An Italian company Vengari SpA set up a joint venture (‘JV’) with French company Gonier SA for the production of goods in a special common segment of their respective markets. Both companies were suppliers to the JV. The JV significantly underperformed and Vengari believed this was a result of Gonier violating its obligations under the joint venture agreement. According to Vengari this behaviour resulted in a EUR 15m loss, which should be compensated by Gonier. However, Gonier was of the opinion that the JV’s underperformance was a result of certain economic circumstances beyond the control of the parties, and that they therefore could not be held accountable.
Pre-trial settlement discussions
The agreement contained a dispute resolution clause as well as a choice of law and jurisdiction clause.
The dispute resolution clause required the parties to first attempt to resolve all disputes amicably, including a referral to the highest-level decision-makers within the companies. If these efforts failed, the agreement provided for the possibility of a party requesting mediation which the other party was obliged to seriously consider, without being obliged to accept it. Only then, if all these efforts failed, could a party commence arbitration proceedings in Paris as the exclusive means of resolving disputes.
Vengari attempted to resolve the dispute amicably in accordance with the dispute resolution clause, but it was quickly clear that the parties’ positions were so divergent that no satisfactory solution was within reach. Vengari’s CFO requested the company’s general counsel to set a budget for the litigation, as he was concerned about investing any more money in what had become a lossmaking venture. Based on an initial estimate, the general counsel came up with a budget of EUR 1.2m consisting of the costs of arbitration, lawyer fees and expenses, expert fees, translation costs, and other expenses. In addition, he informed the CFO that a loss in the case could result in an order to pay the adverse party’s legal costs up to a total of EUR 0.9m. The cost of litigation could therefore, in the worst-case scenario, amount to EUR 2.1m for Vengari.

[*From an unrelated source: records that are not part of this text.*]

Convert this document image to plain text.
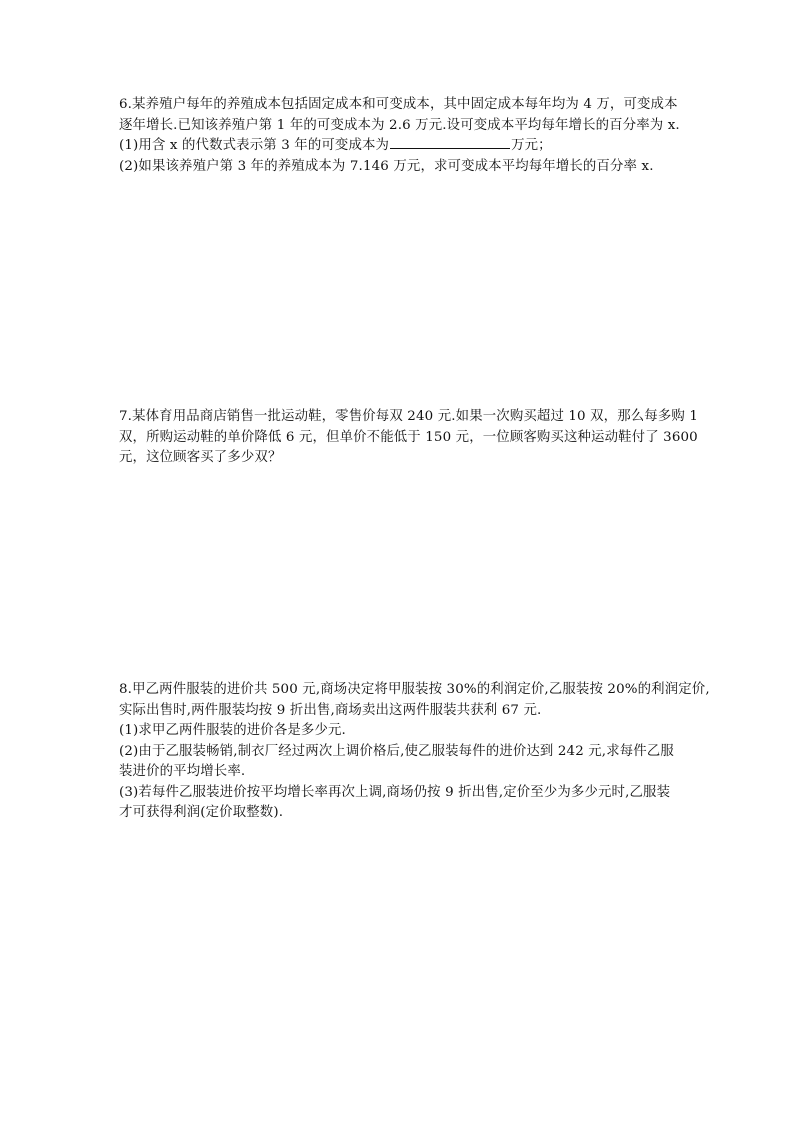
6.某养殖户每年的养殖成本包括固定成本和可变成本，其中固定成本每年均为 4 万，可变成本
逐年增长.已知该养殖户第 1 年的可变成本为 2.6 万元.设可变成本平均每年增长的百分率为 x.
(1)用含 x 的代数式表示第 3 年的可变成本为	万元；
(2)如果该养殖户第 3 年的养殖成本为 7.146 万元，求可变成本平均每年增长的百分率 x.
7.某体育用品商店销售一批运动鞋，零售价每双 240 元.如果一次购买超过 10 双，那么每多购 1
双，所购运动鞋的单价降低 6 元，但单价不能低于 150 元，一位顾客购买这种运动鞋付了 3600
元，这位顾客买了多少双？
8.甲乙两件服装的进价共 500 元,商场决定将甲服装按 30%的利润定价,乙服装按 20%的利润定价,
实际出售时,两件服装均按 9 折出售,商场卖出这两件服装共获利 67 元.
(1)求甲乙两件服装的进价各是多少元.
(2)由于乙服装畅销,制衣厂经过两次上调价格后,使乙服装每件的进价达到 242 元,求每件乙服
装进价的平均增长率.
(3)若每件乙服装进价按平均增长率再次上调,商场仍按 9 折出售,定价至少为多少元时,乙服装
才可获得利润(定价取整数).
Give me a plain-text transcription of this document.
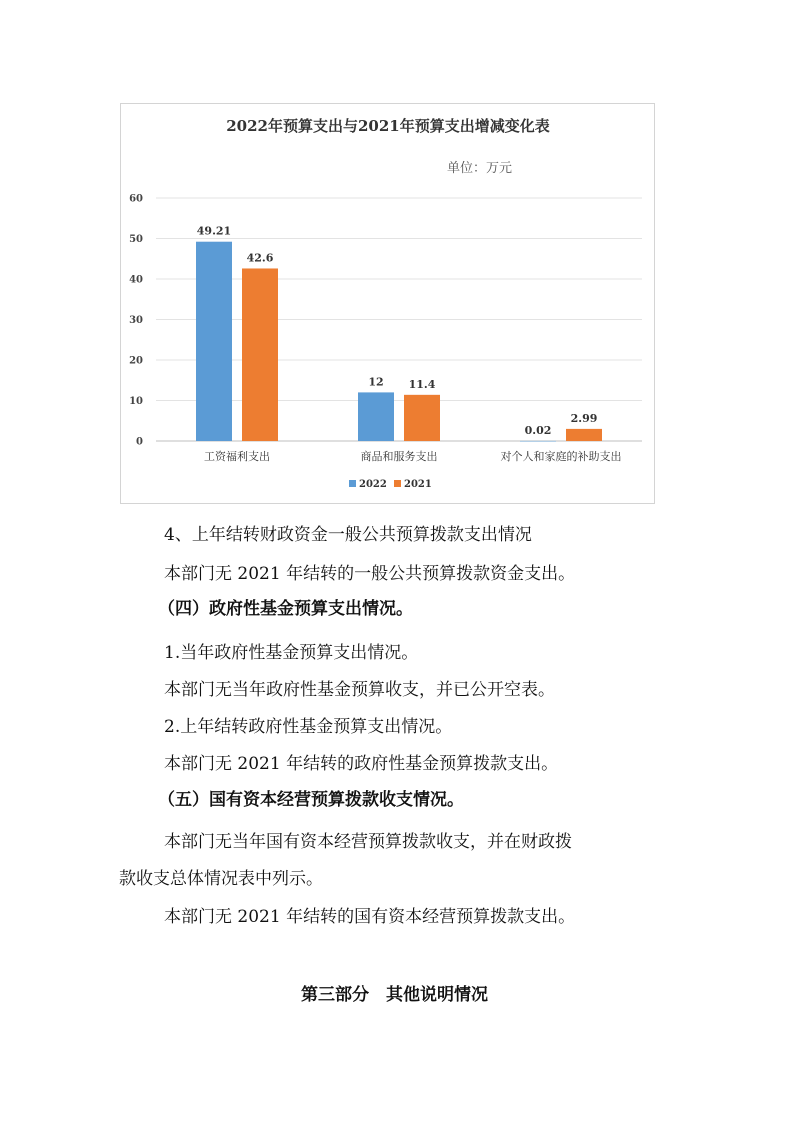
2022年预算支出与2021年预算支出增减变化表
单位：万元
0
10
20
30
40
50
60
49.21
42.6
12 11.4
0.02
2.99
工资福利支出	商品和服务支出	对个人和家庭的补助支出
2022 2021
4、上年结转财政资金一般公共预算拨款支出情况
本部门无 2021 年结转的一般公共预算拨款资金支出。
（四）政府性基金预算支出情况。
1.当年政府性基金预算支出情况。
本部门无当年政府性基金预算收支，并已公开空表。
2.上年结转政府性基金预算支出情况。
本部门无 2021 年结转的政府性基金预算拨款支出。
（五）国有资本经营预算拨款收支情况。
本部门无当年国有资本经营预算拨款收支，并在财政拨
款收支总体情况表中列示。
本部门无 2021 年结转的国有资本经营预算拨款支出。
第三部分　其他说明情况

The litigation funding agreement
Vengari sought a solution to reduce the costs and uncertainty associated with the litigation and determined that recourse to an external funder seemed to be the best solution. It entered into a litigation funding agreement which provided for (i) the funder paying all costs associated with the arbitration, without limitation; (ii) the funder paying the adverse party’s costs if Vengari were to lose the case; (iii) the company paying the funder a 30% share of the proceeds of the litigation. In addition, it was agreed that the funder would coordinate the conduct of the litigation while providing regular updates to Vengari and seeking Vengari’s instructions for every important decision to be taken in the litigation.
Vengari wished to retain the services of its main external law firm, which the funder agreed to, subject to agreement on an economic arrangement for the litigation. The funder used its in-house damage calculation expertise developed over years of involvement in large investment recovery actions to demonstrate the losses suffered by Vengari and the causal link with Gonier’s behaviour in breach of the joint venture agreement. The funder also involved a renowned economic expert to act as expert witness in the case. Each appointment of an external service provider was always approved by Vengari. Vengari’s lawyers were satisfied that the funder acted in a coordinating and supporting role, so the lawyers could focus entirely on developing legal arguments, drafting court briefs and representing Vengari at the oral hearings.
Arbitration and settlement
After the arbitration panel was installed and the parties had exchanged several rounds of briefs, the parties started settlement discussions. On Vengari’s side, the company’s general counsel, the lawyers and the funder played an active role in the settlement discussions. The discussions lasted almost a year but eventually led to an agreement according to which Gonier agreed to pay EUR 9m as a settlement, in addition to 60% of the fees Vengari owed to its funder (i.e. EUR 1.6m of a total EUR 2.7m). Therefore, Vengari’s net recovery was EUR 7.9m. In total it took close to 3 years to resolve the dispute.
The funding agreement did not only remove the financial uncertainty and entire downside associated with the litigation for Vengari, it also reduced its impact on daily operations as the funder played an active role in case management and coordination.